INTERVISTA a Ilaria Palomba

Ilaria Palomba, pugliese, classe ’87, è scrittrice, poetessa e saggista. Tra le sue opere: Homo homini virus (Meridiano Zero, Premio Carver, 2015), Disturbi di luminosità (Gaffi), Brama (Perrone), per la narrativa; Mancanza (Alter Ego), Deserto (Fusibilia, Premio Profumi di poesia 2018), Città metafisiche (Ensemble), per la poesia; e Io sono un’opera d’arte, viaggio nel mondo della performance art (Dal Sud), per la saggistica. Alcune sue opere sono tradotte in tedesco, inglese e francese, ha scritto racconti per le antologie Il mestiere più antico del mondo? (Elliot), Sorridi siamo a Roma (Ponte Sisto) e L’ultimo sesso al tempo della peste (Neo). Ha scritto articoli per La Gazzetta del Mezzogiorno, Minima et moralia, Pangea, Succedeoggi. Ha lavorato in un centro diurno di psichiatria, conducendo una serie di interviste sul disagio nella rubrica Fuori dai bordi del blog dissipatu.blogspot.com, e co-dirige insieme a Giordano Tedoldi il blog letterario suiteitalianalt.blogspot.com.

 

1) Cosa rappresenta per te la poesia? Quale funzione ha nella tua vita?

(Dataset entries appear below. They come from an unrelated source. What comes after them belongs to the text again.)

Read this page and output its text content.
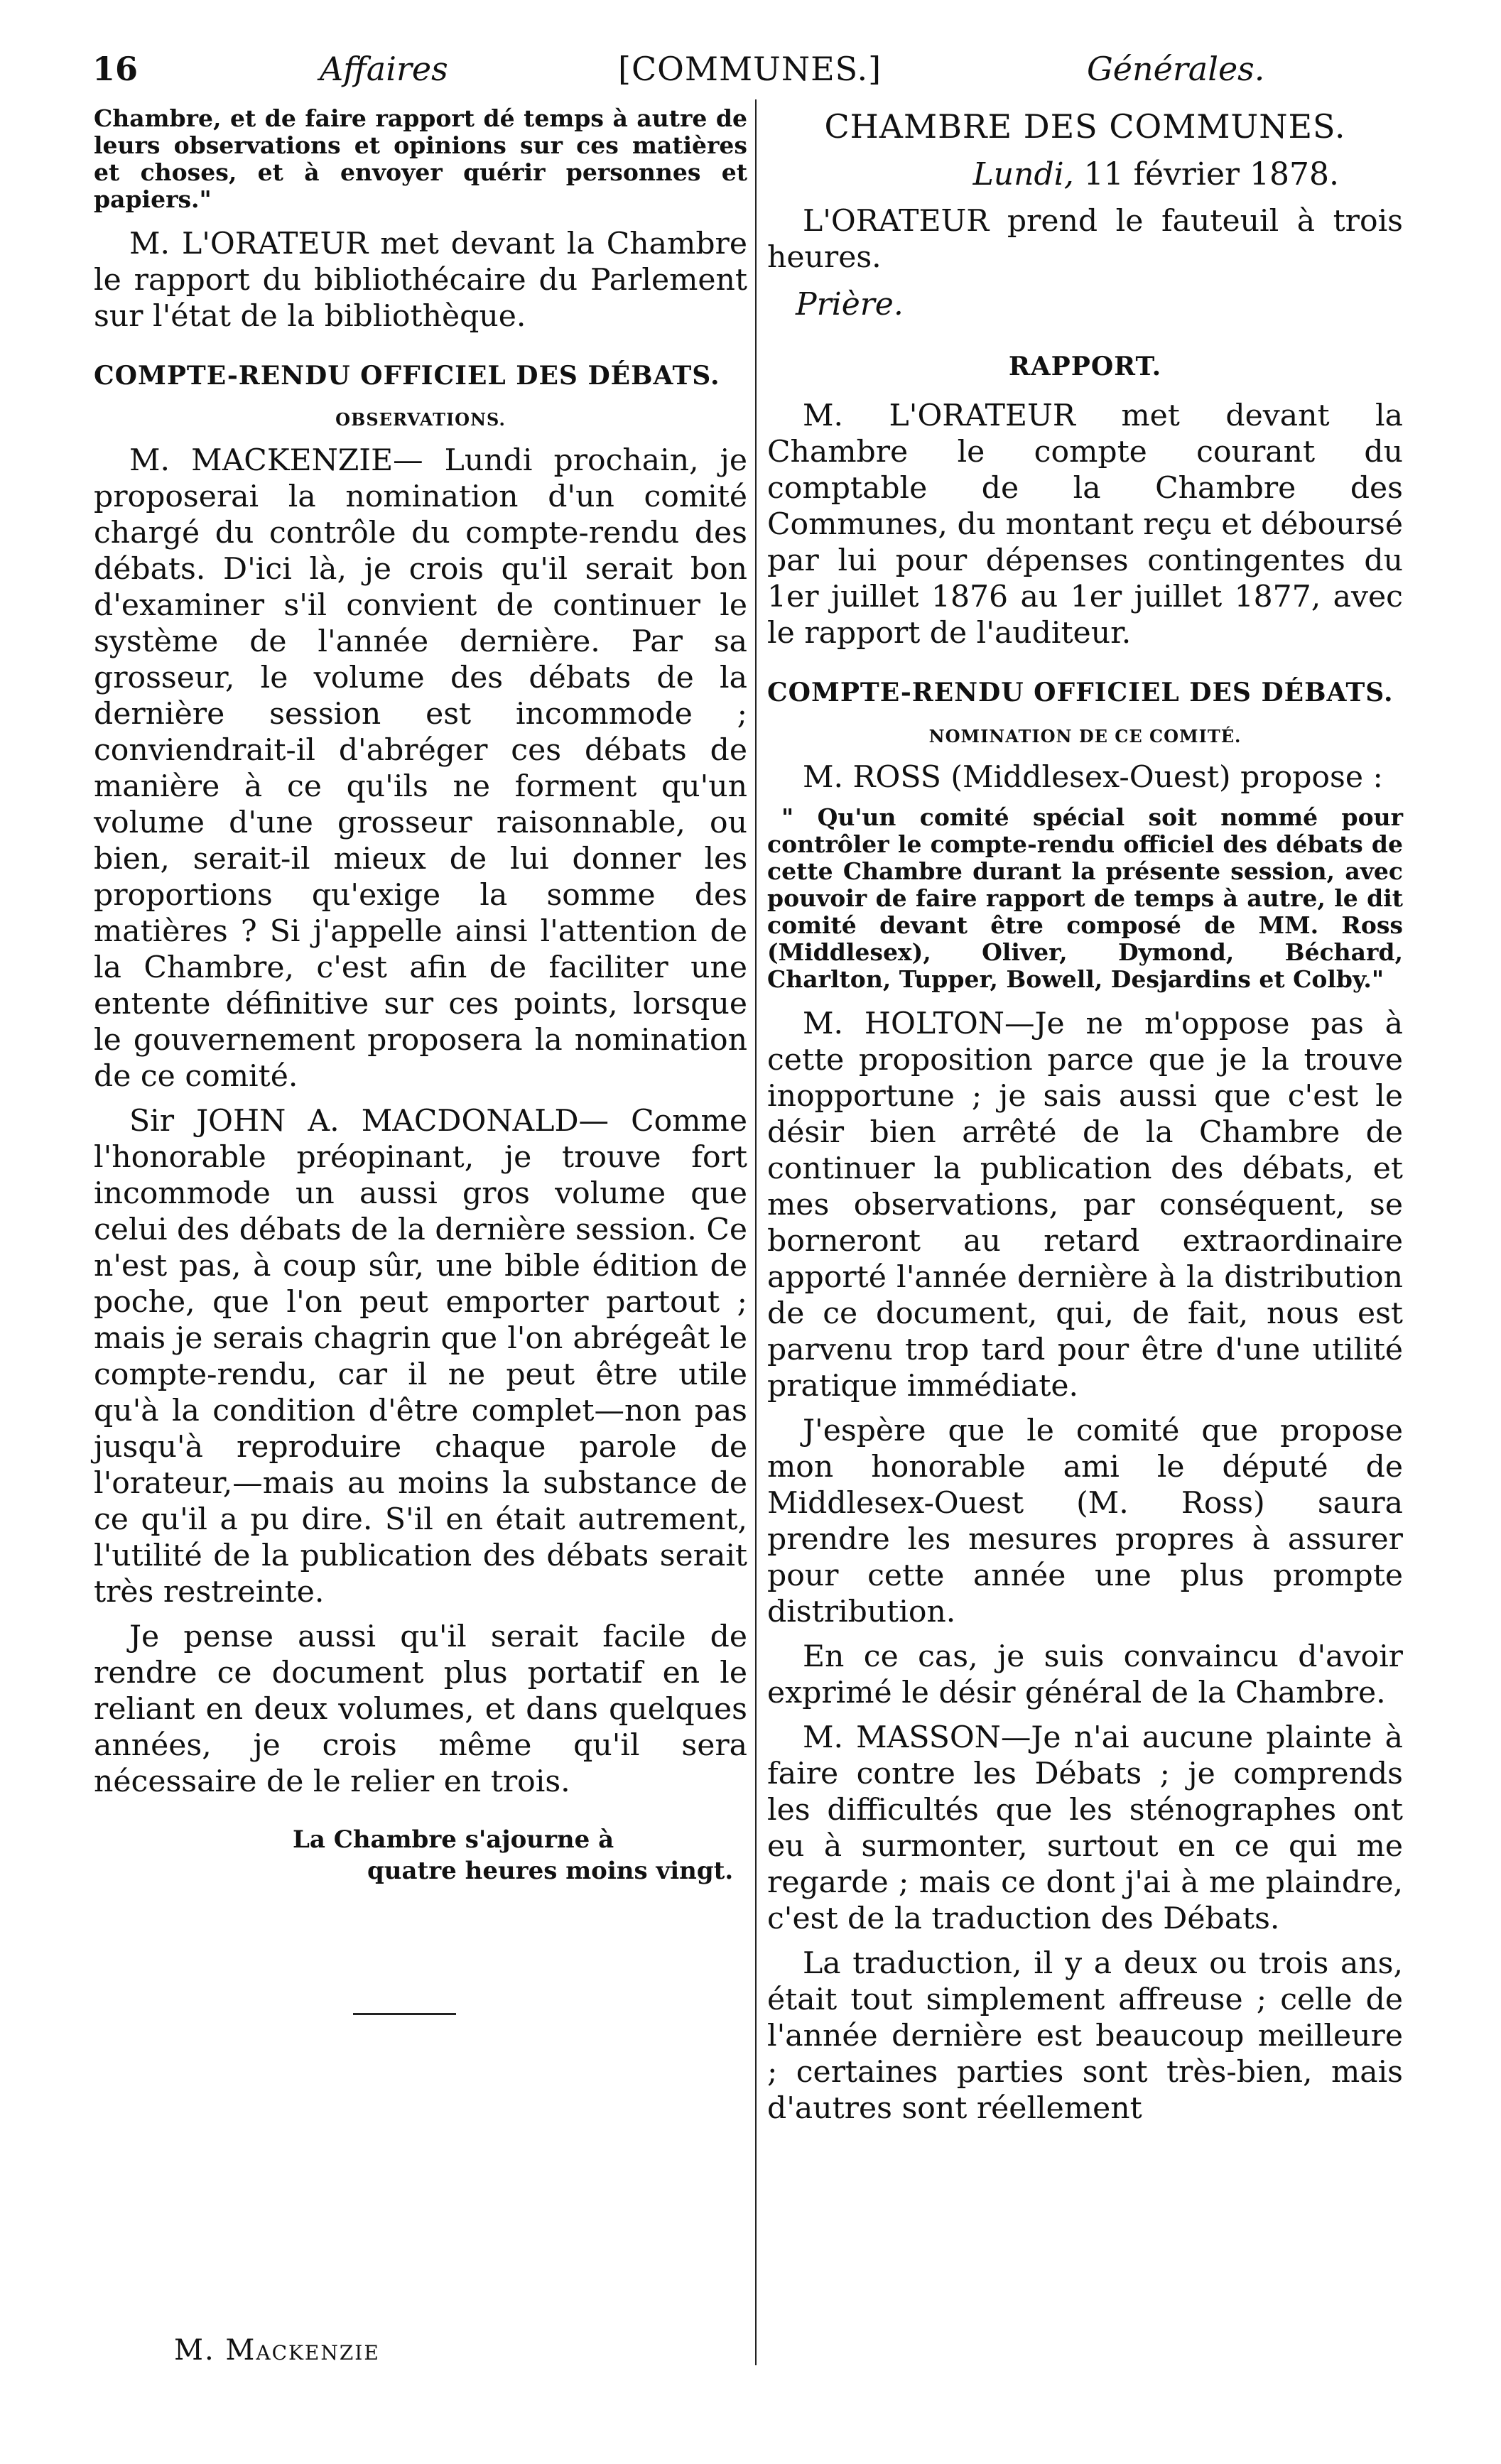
16	Affaires	[COMMUNES.]	Générales.

Chambre, et de faire rapport dé temps à autre de leurs observations et opinions sur ces matières et choses, et à envoyer quérir personnes et papiers."

M. L'ORATEUR met devant la Chambre le rapport du bibliothécaire du Parlement sur l'état de la bibliothèque.

COMPTE-RENDU OFFICIEL DES DÉBATS.

OBSERVATIONS.

M. MACKENZIE— Lundi prochain, je proposerai la nomination d'un comité chargé du contrôle du compte-rendu des débats. D'ici là, je crois qu'il serait bon d'examiner s'il convient de continuer le système de l'année dernière. Par sa grosseur, le volume des débats de la dernière session est incommode ; conviendrait-il d'abréger ces débats de manière à ce qu'ils ne forment qu'un volume d'une grosseur raisonnable, ou bien, serait-il mieux de lui donner les proportions qu'exige la somme des matières ? Si j'appelle ainsi l'attention de la Chambre, c'est afin de faciliter une entente définitive sur ces points, lorsque le gouvernement proposera la nomination de ce comité.

Sir JOHN A. MACDONALD— Comme l'honorable préopinant, je trouve fort incommode un aussi gros volume que celui des débats de la dernière session. Ce n'est pas, à coup sûr, une bible édition de poche, que l'on peut emporter partout ; mais je serais chagrin que l'on abrégeât le compte-rendu, car il ne peut être utile qu'à la condition d'être complet—non pas jusqu'à reproduire chaque parole de l'orateur,—mais au moins la substance de ce qu'il a pu dire. S'il en était autrement, l'utilité de la publication des débats serait très restreinte.

Je pense aussi qu'il serait facile de rendre ce document plus portatif en le reliant en deux volumes, et dans quelques années, je crois même qu'il sera nécessaire de le relier en trois.

La Chambre s'ajourne à
quatre heures moins vingt.

CHAMBRE DES COMMUNES.

Lundi, 11 février 1878.

L'ORATEUR prend le fauteuil à trois heures.

Prière.

RAPPORT.

M. L'ORATEUR met devant la Chambre le compte courant du comptable de la Chambre des Communes, du montant reçu et déboursé par lui pour dépenses contingentes du 1er juillet 1876 au 1er juillet 1877, avec le rapport de l'auditeur.

COMPTE-RENDU OFFICIEL DES DÉBATS.

NOMINATION DE CE COMITÉ.

M. ROSS (Middlesex-Ouest) propose :

" Qu'un comité spécial soit nommé pour contrôler le compte-rendu officiel des débats de cette Chambre durant la présente session, avec pouvoir de faire rapport de temps à autre, le dit comité devant être composé de MM. Ross (Middlesex), Oliver, Dymond, Béchard, Charlton, Tupper, Bowell, Desjardins et Colby."

M. HOLTON—Je ne m'oppose pas à cette proposition parce que je la trouve inopportune ; je sais aussi que c'est le désir bien arrêté de la Chambre de continuer la publication des débats, et mes observations, par conséquent, se borneront au retard extraordinaire apporté l'année dernière à la distribution de ce document, qui, de fait, nous est parvenu trop tard pour être d'une utilité pratique immédiate.

J'espère que le comité que propose mon honorable ami le député de Middlesex-Ouest (M. Ross) saura prendre les mesures propres à assurer pour cette année une plus prompte distribution.

En ce cas, je suis convaincu d'avoir exprimé le désir général de la Chambre.

M. MASSON—Je n'ai aucune plainte à faire contre les Débats ; je comprends les difficultés que les sténographes ont eu à surmonter, surtout en ce qui me regarde ; mais ce dont j'ai à me plaindre, c'est de la traduction des Débats.

La traduction, il y a deux ou trois ans, était tout simplement affreuse ; celle de l'année dernière est beaucoup meilleure ; certaines parties sont très-bien, mais d'autres sont réellement

M. Mackenzie
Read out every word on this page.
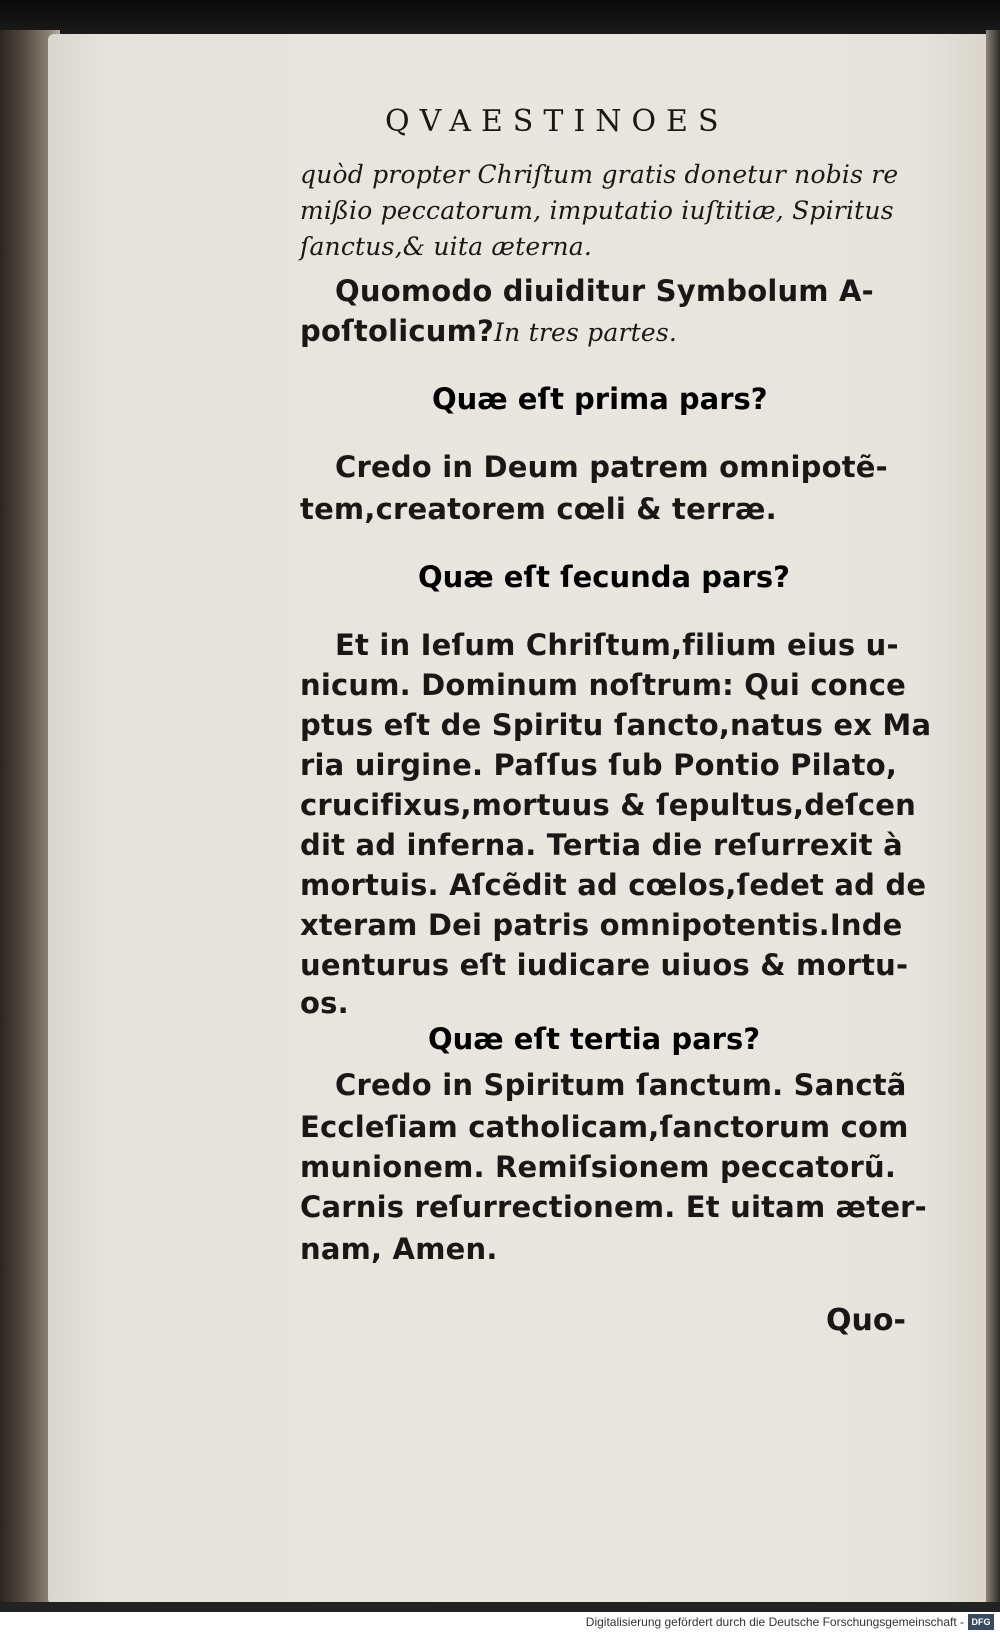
QVAESTINOES
quòd propter Chriſtum gratis donetur nobis re
mißio peccatorum, imputatio iuſtitiæ, Spiritus
ſanctus,& uita æterna.
Quomodo diuiditur Symbolum A-
poſtolicum?In tres partes.
Quæ eſt prima pars?
Credo in Deum patrem omnipotẽ-
tem,creatorem cœli & terræ.
Quæ eſt ſecunda pars?
Et in Ieſum Chriſtum,filium eius u-
nicum. Dominum noſtrum: Qui conce
ptus eſt de Spiritu ſancto,natus ex Ma
ria uirgine. Paſſus ſub Pontio Pilato,
crucifixus,mortuus & ſepultus,deſcen
dit ad inferna. Tertia die reſurrexit à
mortuis. Aſcẽdit ad cœlos,ſedet ad de
xteram Dei patris omnipotentis.Inde
uenturus eſt iudicare uiuos & mortu-
os.
Quæ eſt tertia pars?
Credo in Spiritum ſanctum. Sanctã
Eccleſiam catholicam,ſanctorum com
munionem. Remiſsionem peccatorũ.
Carnis reſurrectionem. Et uitam æter-
nam, Amen.
Quo-
Digitalisierung gefördert durch die Deutsche Forschungsgemeinschaft - DFG
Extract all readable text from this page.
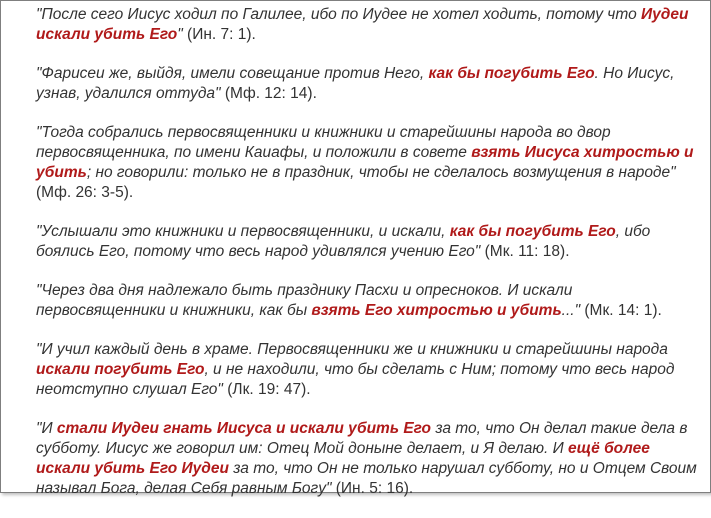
"После сего Иисус ходил по Галилее, ибо по Иудее не хотел ходить, потому что Иудеи искали убить Его" (Ин. 7: 1).

"Фарисеи же, выйдя, имели совещание против Него, как бы погубить Его. Но Иисус, узнав, удалился оттуда" (Мф. 12: 14).

"Тогда собрались первосвященники и книжники и старейшины народа во двор первосвященника, по имени Каиафы, и положили в совете взять Иисуса хитростью и убить; но говорили: только не в праздник, чтобы не сделалось возмущения в народе" (Мф. 26: 3-5).

"Услышали это книжники и первосвященники, и искали, как бы погубить Его, ибо боялись Его, потому что весь народ удивлялся учению Его" (Мк. 11: 18).

"Через два дня надлежало быть празднику Пасхи и опресноков. И искали первосвященники и книжники, как бы взять Его хитростью и убить..." (Мк. 14: 1).

"И учил каждый день в храме. Первосвященники же и книжники и старейшины народа искали погубить Его, и не находили, что бы сделать с Ним; потому что весь народ неотступно слушал Его" (Лк. 19: 47).

"И стали Иудеи гнать Иисуса и искали убить Его за то, что Он делал такие дела в субботу. Иисус же говорил им: Отец Мой доныне делает, и Я делаю. И ещё более искали убить Его Иудеи за то, что Он не только нарушал субботу, но и Отцем Своим называл Бога, делая Себя равным Богу" (Ин. 5: 16).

 Ricordo, tempo fa, durante un evento letterario alla gelateria Fassi di Roma, con Antonio Veneziani e Gabriele Galloni, qualcuno chiese a Gabriele: Cos’è per te la poesia? E lui rispose: Passiamo alla prossima domanda, oppure leggo qualche altra poesia. Definirla è il modo migliore per distruggerla. Lei semplicemente esiste, come alterità sempre presente che ti attraversa. Non ha nessuna funzione, ma alcuni s’illudono che basti cercare termini difficili sul vocabolario e essere socialmente impegnati per essere poeti, beh, forse in questo modo abbiamo capito almeno che cosa non è. Poesia è solo un nome che diamo a un’apertura, a una crepa, non è un simbolo o un distintivo ma una mancanza, una frattura che deraglia nel linguaggio ma non è linguaggio, il linguaggio è la sua maschera, non la sua casa, la sua casa è altrove. Fuori.

2) Gli artisti hanno dei maestri di riferimento, quali sono i tuoi?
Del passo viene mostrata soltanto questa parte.